- Genre: Drama
- Written by: Sandy Welch
- Directed by: David Morrissey
- Starring: Paul McGann; Sophie Okonedo; Pam Ferris; Richard Lintern; Amber Sealey; Enzo Cilenti; Steven Mackintosh;
- Composer: Rob Lane
- Country of origin: United Kingdom
- Original language: English
- No. of series: 1
- No. of episodes: 2

Production
- Executive producers: Laura Mackie; Jane Tranter;
- Producer: Catherine Wearing
- Cinematography: Sean Bobbitt
- Editor: Paul Tothill
- Running time: 60 minutes
- Production company: BBC Worldwide

Original release
- Network: BBC1
- Release: 15 October – 16 October 2001

= Sweet Revenge (British TV series) =

Sweet Revenge is a two-part British television drama series, created and written by playwright Sandy Welch, that first broadcast on BBC1 on 15 October 2001. The series stars Paul McGann, Sophie Okonedo and Pam Ferris, and follows Patrick Vine (McGann), an enigmatic Professor, who, when not teaching History and Anthropology, runs a sideline in helping people get revenge. As a group of wronged Londoners employ Vine to help exact revenge upon those who have mistreated them, Ellen (Okonedo), who is seeking revenge on her cheating husband, gradually grows closer to Vine. The series was directed by actor David Morrissey.

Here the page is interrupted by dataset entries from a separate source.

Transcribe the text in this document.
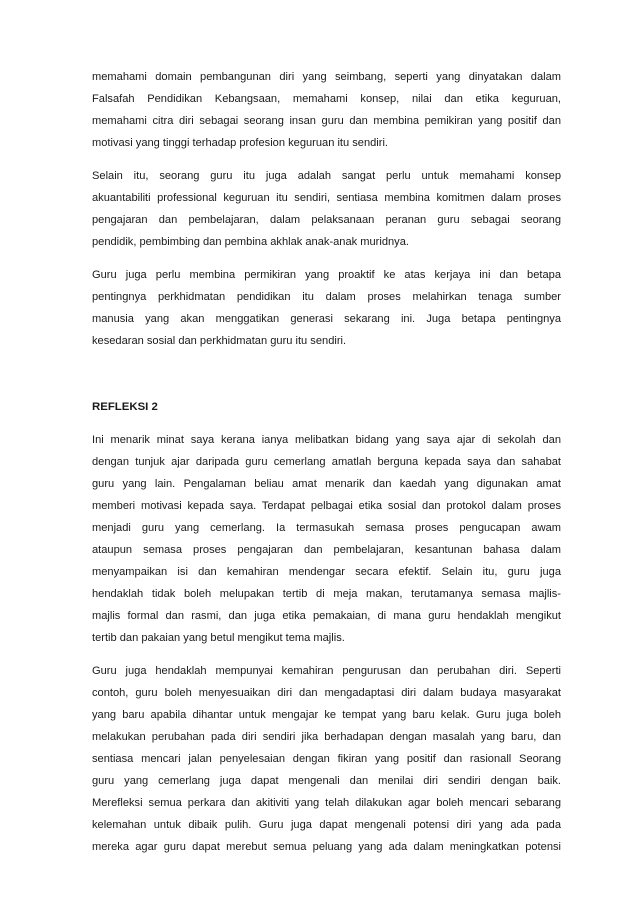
memahami domain pembangunan diri yang seimbang, seperti yang dinyatakan dalam
Falsafah Pendidikan Kebangsaan, memahami konsep, nilai dan etika keguruan,
memahami citra diri sebagai seorang insan guru dan membina pemikiran yang positif dan
motivasi yang tinggi terhadap profesion keguruan itu sendiri.

Selain itu, seorang guru itu juga adalah sangat perlu untuk memahami konsep
akuantabiliti professional keguruan itu sendiri, sentiasa membina komitmen dalam proses
pengajaran dan pembelajaran, dalam pelaksanaan peranan guru sebagai seorang
pendidik, pembimbing dan pembina akhlak anak-anak muridnya.

Guru juga perlu membina permikiran yang proaktif ke atas kerjaya ini dan betapa
pentingnya perkhidmatan pendidikan itu dalam proses melahirkan tenaga sumber
manusia yang akan menggatikan generasi sekarang ini. Juga betapa pentingnya
kesedaran sosial dan perkhidmatan guru itu sendiri.

REFLEKSI 2

Ini menarik minat saya kerana ianya melibatkan bidang yang saya ajar di sekolah dan
dengan tunjuk ajar daripada guru cemerlang amatlah berguna kepada saya dan sahabat
guru yang lain. Pengalaman beliau amat menarik dan kaedah yang digunakan amat
memberi motivasi kepada saya. Terdapat pelbagai etika sosial dan protokol dalam proses
menjadi guru yang cemerlang. Ia termasukah semasa proses pengucapan awam
ataupun semasa proses pengajaran dan pembelajaran, kesantunan bahasa dalam
menyampaikan isi dan kemahiran mendengar secara efektif. Selain itu, guru juga
hendaklah tidak boleh melupakan tertib di meja makan, terutamanya semasa majlis-
majlis formal dan rasmi, dan juga etika pemakaian, di mana guru hendaklah mengikut
tertib dan pakaian yang betul mengikut tema majlis.

Guru juga hendaklah mempunyai kemahiran pengurusan dan perubahan diri. Seperti
contoh, guru boleh menyesuaikan diri dan mengadaptasi diri dalam budaya masyarakat
yang baru apabila dihantar untuk mengajar ke tempat yang baru kelak. Guru juga boleh
melakukan perubahan pada diri sendiri jika berhadapan dengan masalah yang baru, dan
sentiasa mencari jalan penyelesaian dengan fikiran yang positif dan rasionall Seorang
guru yang cemerlang juga dapat mengenali dan menilai diri sendiri dengan baik.
Merefleksi semua perkara dan akitiviti yang telah dilakukan agar boleh mencari sebarang
kelemahan untuk dibaik pulih. Guru juga dapat mengenali potensi diri yang ada pada
mereka agar guru dapat merebut semua peluang yang ada dalam meningkatkan potensi
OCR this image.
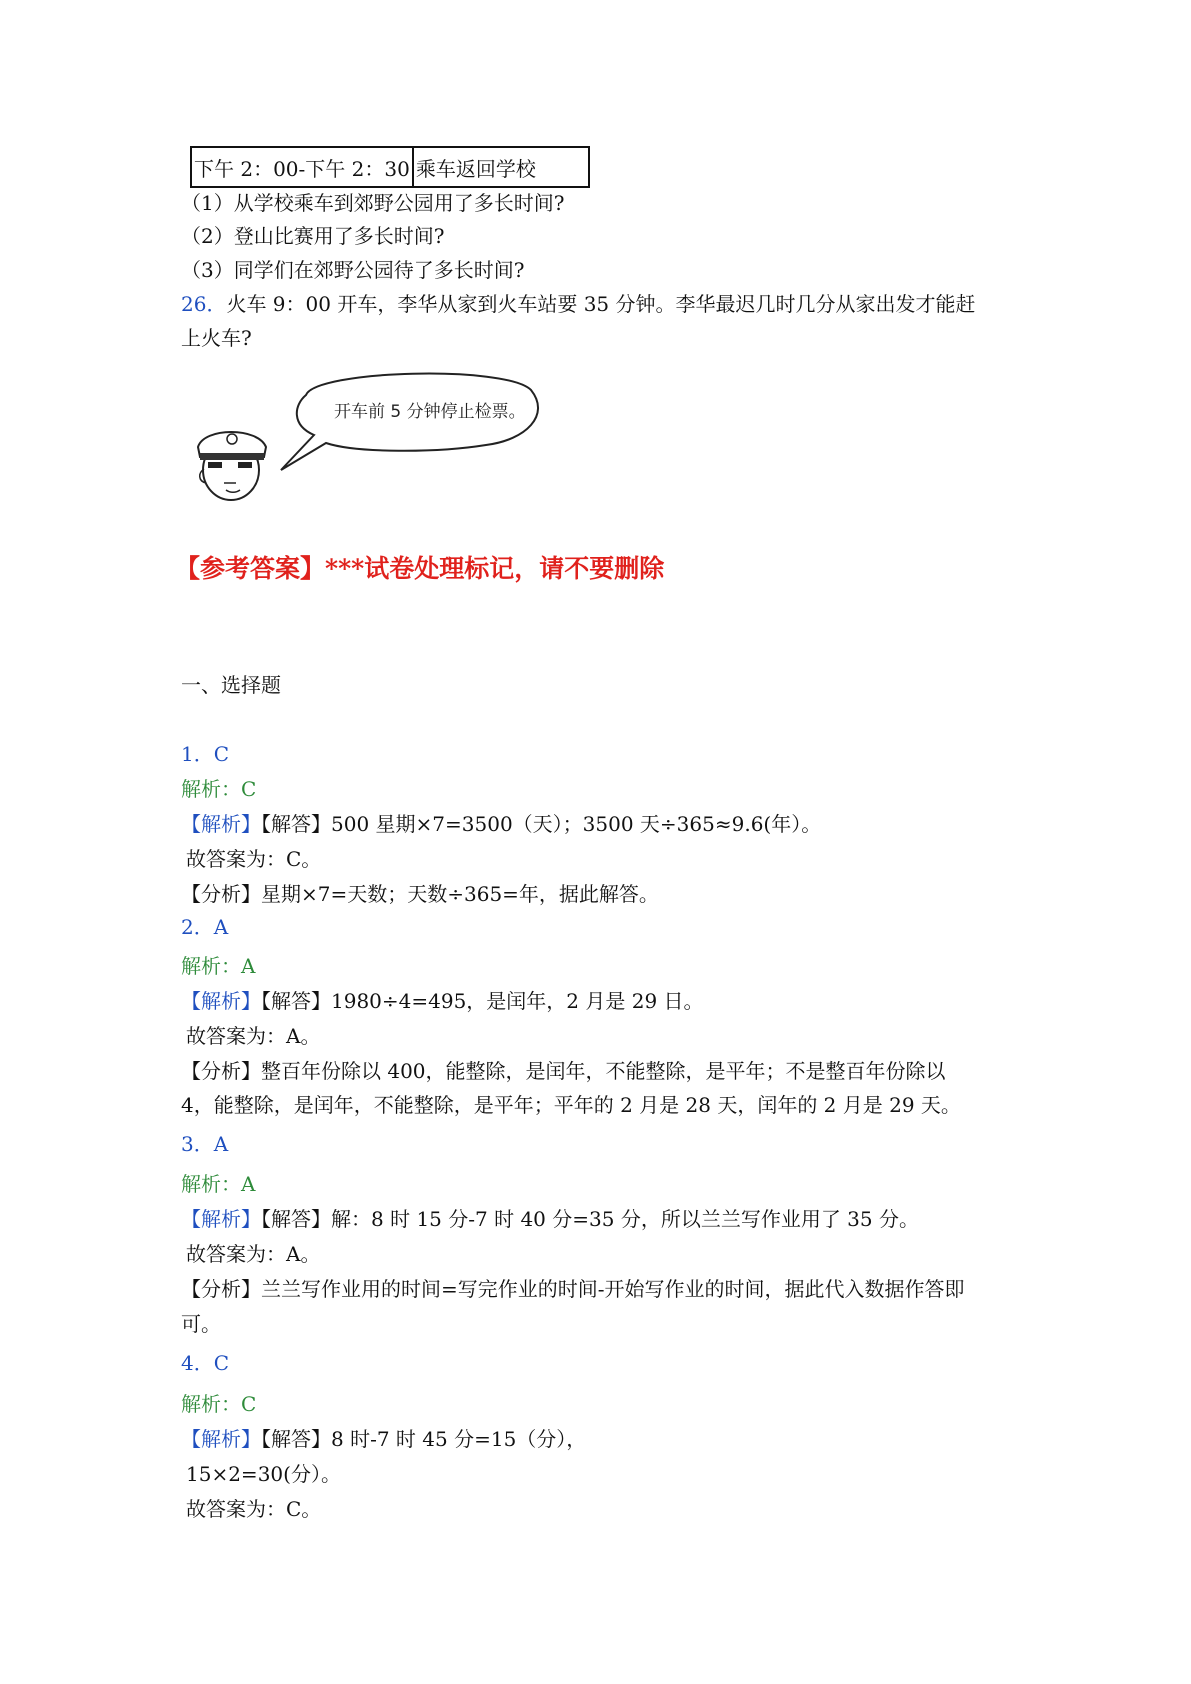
下午 2：00-下午 2：30	乘车返回学校
（1）从学校乘车到郊野公园用了多长时间?
（2）登山比赛用了多长时间?
（3）同学们在郊野公园待了多长时间?
26．火车 9：00 开车，李华从家到火车站要 35 分钟。李华最迟几时几分从家出发才能赶
上火车?
开车前 5 分钟停止检票。
【参考答案】***试卷处理标记，请不要删除
一、选择题
1．C
解析：C
【解析】【解答】500 星期×7=3500（天）；3500 天÷365≈9.6(年）。
故答案为：C。
【分析】星期×7=天数；天数÷365=年，据此解答。
2．A
解析：A
【解析】【解答】1980÷4=495，是闰年，2 月是 29 日。
故答案为：A。
【分析】整百年份除以 400，能整除，是闰年，不能整除，是平年；不是整百年份除以
4，能整除，是闰年，不能整除，是平年；平年的 2 月是 28 天，闰年的 2 月是 29 天。
3．A
解析：A
【解析】【解答】解：8 时 15 分-7 时 40 分=35 分，所以兰兰写作业用了 35 分。
故答案为：A。
【分析】兰兰写作业用的时间=写完作业的时间-开始写作业的时间，据此代入数据作答即
可。
4．C
解析：C
【解析】【解答】8 时-7 时 45 分=15（分），
15×2=30(分）。
故答案为：C。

The series broadcast over two consecutive nights, with the concluding episode following on 16 October 2001. The first episode drew 6.61 million viewers, while viewing figures for the second were unrecorded. The series is yet to be released on DVD; however, both episodes are available to watch for free on YouTube.

==Production==
The series was commissioned in March 2001, and Catherine Wearing and Sandy Welch, who previously collaborated on the critically acclaimed BBC adaptation of Our Mutual Friend, reunited for the first time in three years to bring the project to life. Filming commenced in April 2001; with a potential transmission set for the Autumn of that year. Having only previously directed a number of shorts, Sweet Revenge marks David Morrissey's "large-scale" directorial debut. Sarah Smart was the first actor confirmed for the series, revealing that she had been given the role of "a mousy student who is very downtrodden."

==Cast==

- Paul McGann as Professor Patrick Vine
- Sophie Okonedo as Ellen Lewis
- Pam Ferris as Denise Williams
- Richard Lintern as Peter Coin
- Amber Sealey as Chloe Dubois
- Enzo Cilenti as Will Pointon
- Steven Mackintosh as Sebastian Harper
- Christopher Naylor as Stuart Sharp
- Sarah Smart as Lisa Craig
- Susan Lynch as Madelaine Adair
- Bindya Solanki as Asha
- Tim Preece as Dr. Francis Symons
- Joe McGann as Young Patrick
- John Duttine as DI Briars
- John Johnson as Richard Horwood
- Oliver Porter	as Ben Adair
- Philip Delancy as Alex Carver
- Terence Vincent as Hendrix
- Rowland Davies as Judge Cady

==Episodes==

| No. | Title | Directed by | Written by | Airdate | UK viewers (million) |
| 1 | "Episode 1" | David Morrissey | Sandy Welch | 15 October 2001 | 6.61 |
When Ellen's boyfriend leaves her for another woman, she is introduced to Patrick, a history professor with a sideline in helping people getting even.
| 2 | "Episode 2" | David Morrissey | Sandy Welch | 16 October 2001 | N/A |
While Ellen gloats over Peter's court appearance, the frustrated Will exacts his own form of revenge on the hated Stuart. Patrick becomes increasingly out of his depth as Madelaine seeks even greater revenge.